While preferred embodiments of the present invention have been described, additional variations and modifications in those embodiments may occur to those skilled in the art once they learn of the basic inventive concepts. Therefore, it is intended that the appended claims be interpreted as including preferred embodiments and all such alterations and modifications as fall within the scope of the invention.

It will be apparent to those skilled in the art that various changes and modifications may be made in the present invention without departing from the spirit and scope of the invention. Thus, if such modifications and variations of the present invention fall within the scope of the claims of the present invention and their equivalents, the present invention is also intended to include such modifications and variations.

In the description of the present invention, it is to be understood that the terms "first", "second" and the like are used for descriptive purposes only and are not to be construed as indicating or implying relative importance or implying any number of technical features indicated. Thus, a feature defined as "first" or "second" may explicitly or implicitly include one or more of that feature. In the description of the present invention, "a plurality" means two or more unless specifically defined otherwise.

In the present invention, unless otherwise expressly stated or limited, the terms "mounted," "connected," "secured," and the like are to be construed broadly and can, for example, be fixedly connected, detachably connected, or integrally formed; can be mechanically or electrically connected; either directly or indirectly through intervening media, either internally or in any other relationship. The specific meanings of the above terms in the present invention can be understood by those skilled in the art according to specific situations.

In the present invention, unless otherwise expressly stated or limited, the first feature "on" or "under" the second feature may be directly contacting the first and second features or indirectly contacting the first and second features through an intermediate. Also, a first feature "on," "over," and "above" a second feature may be directly or diagonally above the second feature, or may simply indicate that the first feature is at a higher level than the second feature. A first feature being "under," "below," and "beneath" a second feature may be directly under or obliquely under the first feature, or may simply mean that the first feature is at a lesser elevation than the second feature.

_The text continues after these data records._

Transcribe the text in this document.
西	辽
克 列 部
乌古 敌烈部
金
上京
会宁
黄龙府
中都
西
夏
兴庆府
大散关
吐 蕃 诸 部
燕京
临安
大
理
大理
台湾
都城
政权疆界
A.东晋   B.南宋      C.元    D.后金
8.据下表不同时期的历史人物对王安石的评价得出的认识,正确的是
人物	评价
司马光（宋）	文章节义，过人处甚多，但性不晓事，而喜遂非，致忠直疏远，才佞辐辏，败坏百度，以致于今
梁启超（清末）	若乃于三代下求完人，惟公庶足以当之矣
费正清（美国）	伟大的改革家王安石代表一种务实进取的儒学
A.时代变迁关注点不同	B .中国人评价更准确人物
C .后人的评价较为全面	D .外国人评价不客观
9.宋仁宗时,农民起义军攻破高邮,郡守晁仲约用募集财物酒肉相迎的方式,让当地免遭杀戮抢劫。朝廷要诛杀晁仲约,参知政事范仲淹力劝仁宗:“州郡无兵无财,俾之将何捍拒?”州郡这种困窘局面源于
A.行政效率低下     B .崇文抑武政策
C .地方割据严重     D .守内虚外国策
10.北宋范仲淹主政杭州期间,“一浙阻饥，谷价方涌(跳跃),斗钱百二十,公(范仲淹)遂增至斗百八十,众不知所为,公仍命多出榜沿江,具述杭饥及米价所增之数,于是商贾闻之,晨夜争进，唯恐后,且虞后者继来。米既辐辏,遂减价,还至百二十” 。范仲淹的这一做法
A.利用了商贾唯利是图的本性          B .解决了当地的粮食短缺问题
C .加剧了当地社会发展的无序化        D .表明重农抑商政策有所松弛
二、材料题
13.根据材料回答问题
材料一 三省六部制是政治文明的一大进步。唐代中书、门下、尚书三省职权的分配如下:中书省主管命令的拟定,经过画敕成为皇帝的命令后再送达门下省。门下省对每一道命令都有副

In the description herein, references to the description of the term "one embodiment," "some embodiments," "an example," "a specific example," or "some examples," etc., mean that a particular feature, structure, material, or characteristic described in connection with the embodiment or example is included in at least one embodiment or example of the invention. In this specification, the schematic representations of the terms used above should not be understood to necessarily refer to the same embodiment or example. Furthermore, the particular features, structures, materials, or characteristics described may be combined in any suitable manner in any one or more embodiments or examples. Furthermore, various embodiments or examples and features of different embodiments or examples described in this specification can be combined and combined by one skilled in the art without contradiction.

Although embodiments of the present invention have been shown and described above, it is understood that the above embodiments are exemplary and should not be construed as limiting the present invention, and that variations, modifications, substitutions and alterations can be made to the above embodiments by those of ordinary skill in the art within the scope of the present invention.